For most of my adult medical career, warfarin or Coumadin has been the gold standard for achieving anticoagulation to prevent deep vein thrombosis, pulmonary embolism, embolic strokes and other hypercoaguable conditions. Taking warfarin required monitoring your INR or Prothrombin Time by taking blood from a vein or puncturing your finger and using the finger stick blood on a strip to calculate the INR. Our goal was to keep the INR level therapeutic between 2 and 3. The safe dose of warfarin (Coumadin) is affected by dietary intake of foods containing Vitamin K (green leafy vegetables and fruits) and medications that either makes the warfarin more or less potent. These dietary and medication interferences either made your blood more coaguable increasing your risk of an embolic event, or made the blood less coaguable and contributed to bleeding events. These could include intracranial bleeds leading to permanent neurological damage and or death or gastrointestinal or retroperitoneal bleeding which could be life threatening. Warfarin or Coumadin’s anticoagulant effect could be reversed quickly by administering an antidote, fresh frozen plasma (FFP) and or replacing Vitamin K.
Within the last decade, pharmaceutical manufacturers developed and released newer oral anticoagulants such as Pradaxa (dabigatran), Xarelto (rivaroxaban) and Eliquis (apixaban). These medications were advertised as safe and did not require blood tests to monitor their effectiveness while eliminating interactions with healthy foods and most medicines. They were embraced by cardiologists trying to prevent embolic strokes in patients with the arrhythmia atrial fibrillation. The major drawback was that if you started to bleed, there was no antidote to stop the bleeding available. In the introductory period the drug could only be reversed by removing the drug via hemodialysis. There were additional questions about whether the drug was actually as or more effective than warfarin when the warfarin dosage was monitored and regulated at reputable and established medical centers in the United States.
At the European Society of Cardiology meetings in Rome, Italy, Stuart J Connelly, MD, from McMaster University in Hamilton, Ontario Canada reported this week on the results of the ANNEXA – 4 Study. They reported being able to reverse the effects of Xarelto and Eliquis using a newly created chemical. According to their report they had achieved a safe and effective antidote for these two drugs which would complement another product already approved by the FDA and in use to reverse the anticoagulant effects of Pradaxa. Their presentation of the data was accompanied by the simultaneous publication of the results in the New England Journal of Medicine. Despite the papers presentation and warm reception and publication in a respected peer review journal, the FDA has yet to approve this medication for use in the United States.
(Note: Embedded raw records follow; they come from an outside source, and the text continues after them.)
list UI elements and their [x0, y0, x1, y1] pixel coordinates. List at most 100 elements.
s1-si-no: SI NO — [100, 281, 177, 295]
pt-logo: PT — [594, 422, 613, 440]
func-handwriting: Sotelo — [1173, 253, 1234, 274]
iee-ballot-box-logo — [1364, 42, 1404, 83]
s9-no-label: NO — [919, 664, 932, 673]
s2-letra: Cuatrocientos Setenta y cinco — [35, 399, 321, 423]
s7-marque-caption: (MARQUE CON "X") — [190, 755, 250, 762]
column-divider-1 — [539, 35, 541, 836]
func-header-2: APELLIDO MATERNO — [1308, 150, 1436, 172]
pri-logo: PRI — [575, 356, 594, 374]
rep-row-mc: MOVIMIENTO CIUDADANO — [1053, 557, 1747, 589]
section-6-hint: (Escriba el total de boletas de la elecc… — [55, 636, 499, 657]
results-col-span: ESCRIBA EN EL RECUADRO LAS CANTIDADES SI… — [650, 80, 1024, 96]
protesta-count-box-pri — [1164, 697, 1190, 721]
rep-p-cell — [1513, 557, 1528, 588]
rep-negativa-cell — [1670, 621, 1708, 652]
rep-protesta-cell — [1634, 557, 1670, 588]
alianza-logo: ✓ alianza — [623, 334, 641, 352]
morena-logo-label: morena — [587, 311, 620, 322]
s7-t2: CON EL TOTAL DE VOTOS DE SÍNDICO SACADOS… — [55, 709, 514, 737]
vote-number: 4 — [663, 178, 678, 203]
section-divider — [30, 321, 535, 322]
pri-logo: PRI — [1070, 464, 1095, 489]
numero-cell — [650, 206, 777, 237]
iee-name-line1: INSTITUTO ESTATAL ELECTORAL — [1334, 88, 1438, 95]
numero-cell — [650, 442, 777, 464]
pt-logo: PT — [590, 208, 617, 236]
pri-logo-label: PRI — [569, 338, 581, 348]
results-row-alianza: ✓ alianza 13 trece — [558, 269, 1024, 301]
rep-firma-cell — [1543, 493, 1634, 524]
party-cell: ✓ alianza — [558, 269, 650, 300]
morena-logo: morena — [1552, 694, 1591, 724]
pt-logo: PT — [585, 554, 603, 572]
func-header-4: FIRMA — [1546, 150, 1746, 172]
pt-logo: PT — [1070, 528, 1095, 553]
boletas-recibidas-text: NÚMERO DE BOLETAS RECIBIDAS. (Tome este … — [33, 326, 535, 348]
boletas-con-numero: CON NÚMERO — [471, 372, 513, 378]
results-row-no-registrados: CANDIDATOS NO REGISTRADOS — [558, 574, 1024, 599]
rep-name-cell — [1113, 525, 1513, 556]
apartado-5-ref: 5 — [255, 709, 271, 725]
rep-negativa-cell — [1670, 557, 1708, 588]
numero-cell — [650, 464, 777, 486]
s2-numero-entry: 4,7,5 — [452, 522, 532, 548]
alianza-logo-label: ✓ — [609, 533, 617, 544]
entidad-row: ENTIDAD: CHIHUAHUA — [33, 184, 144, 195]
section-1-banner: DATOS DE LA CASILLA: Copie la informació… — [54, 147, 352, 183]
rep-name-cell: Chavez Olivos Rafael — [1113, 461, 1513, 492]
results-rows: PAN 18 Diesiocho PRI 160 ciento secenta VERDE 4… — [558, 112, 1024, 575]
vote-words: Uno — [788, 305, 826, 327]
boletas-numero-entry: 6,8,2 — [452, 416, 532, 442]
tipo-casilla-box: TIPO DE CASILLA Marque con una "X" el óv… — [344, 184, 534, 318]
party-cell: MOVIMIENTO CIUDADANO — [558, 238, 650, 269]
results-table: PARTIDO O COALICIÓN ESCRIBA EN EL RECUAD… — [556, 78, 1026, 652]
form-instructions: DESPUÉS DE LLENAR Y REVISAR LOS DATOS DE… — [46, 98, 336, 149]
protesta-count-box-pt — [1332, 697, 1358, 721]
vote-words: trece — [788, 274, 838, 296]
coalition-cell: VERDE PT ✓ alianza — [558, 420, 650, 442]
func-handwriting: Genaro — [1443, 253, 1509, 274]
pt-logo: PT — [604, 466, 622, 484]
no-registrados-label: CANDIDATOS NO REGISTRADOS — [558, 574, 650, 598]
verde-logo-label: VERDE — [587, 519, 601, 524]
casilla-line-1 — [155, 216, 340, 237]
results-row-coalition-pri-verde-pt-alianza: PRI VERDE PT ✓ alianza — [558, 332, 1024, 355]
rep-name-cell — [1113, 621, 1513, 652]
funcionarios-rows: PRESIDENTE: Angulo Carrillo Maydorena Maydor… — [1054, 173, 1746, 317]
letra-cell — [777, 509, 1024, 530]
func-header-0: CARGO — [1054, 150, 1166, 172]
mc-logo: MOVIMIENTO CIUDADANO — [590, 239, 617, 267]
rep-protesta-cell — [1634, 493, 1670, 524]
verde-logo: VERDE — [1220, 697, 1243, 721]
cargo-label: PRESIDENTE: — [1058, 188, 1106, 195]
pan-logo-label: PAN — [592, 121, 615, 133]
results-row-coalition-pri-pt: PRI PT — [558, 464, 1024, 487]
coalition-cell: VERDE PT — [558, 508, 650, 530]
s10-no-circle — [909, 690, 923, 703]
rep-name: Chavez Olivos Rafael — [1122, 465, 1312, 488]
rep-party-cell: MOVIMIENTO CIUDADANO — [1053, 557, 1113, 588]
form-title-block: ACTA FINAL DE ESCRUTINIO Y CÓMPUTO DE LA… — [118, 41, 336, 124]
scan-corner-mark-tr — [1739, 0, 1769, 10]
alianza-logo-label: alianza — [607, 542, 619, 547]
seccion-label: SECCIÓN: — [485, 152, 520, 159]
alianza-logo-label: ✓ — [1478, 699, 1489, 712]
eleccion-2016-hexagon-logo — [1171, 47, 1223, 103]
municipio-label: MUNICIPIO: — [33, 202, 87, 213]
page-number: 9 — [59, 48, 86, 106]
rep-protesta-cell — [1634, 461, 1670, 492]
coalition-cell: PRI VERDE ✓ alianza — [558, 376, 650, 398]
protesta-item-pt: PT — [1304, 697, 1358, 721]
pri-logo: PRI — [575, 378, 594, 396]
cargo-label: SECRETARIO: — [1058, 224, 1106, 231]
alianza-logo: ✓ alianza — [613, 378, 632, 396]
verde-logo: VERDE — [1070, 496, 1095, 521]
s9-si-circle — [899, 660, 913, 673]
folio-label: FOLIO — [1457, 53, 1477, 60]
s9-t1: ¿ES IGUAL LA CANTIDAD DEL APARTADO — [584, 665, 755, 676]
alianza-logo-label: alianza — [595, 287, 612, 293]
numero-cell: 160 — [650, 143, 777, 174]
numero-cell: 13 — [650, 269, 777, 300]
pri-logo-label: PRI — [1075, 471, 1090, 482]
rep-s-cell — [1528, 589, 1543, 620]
At the same meeting, Dutch researchers presented data showing that the NOAC’s (Pradaxa, Xarelto, Eliquis) provide at least the same degree of embolic stroke prevention as warfarin with less chance of intracranial bleeding. Clearly if this study is reproducible and if the antidote for bleeding with Xarelto and Eliquis receives FDA approval, it will be far easier for patients and clinicians to work with these NOAC’s then to continue treatment with Coumadin. The NOAC’s are far more expensive than warfarin (Coumadin) but their ease of use and reversibility with the newly approved agents, will make them the drugs of choice when an oral anticoagulant is required.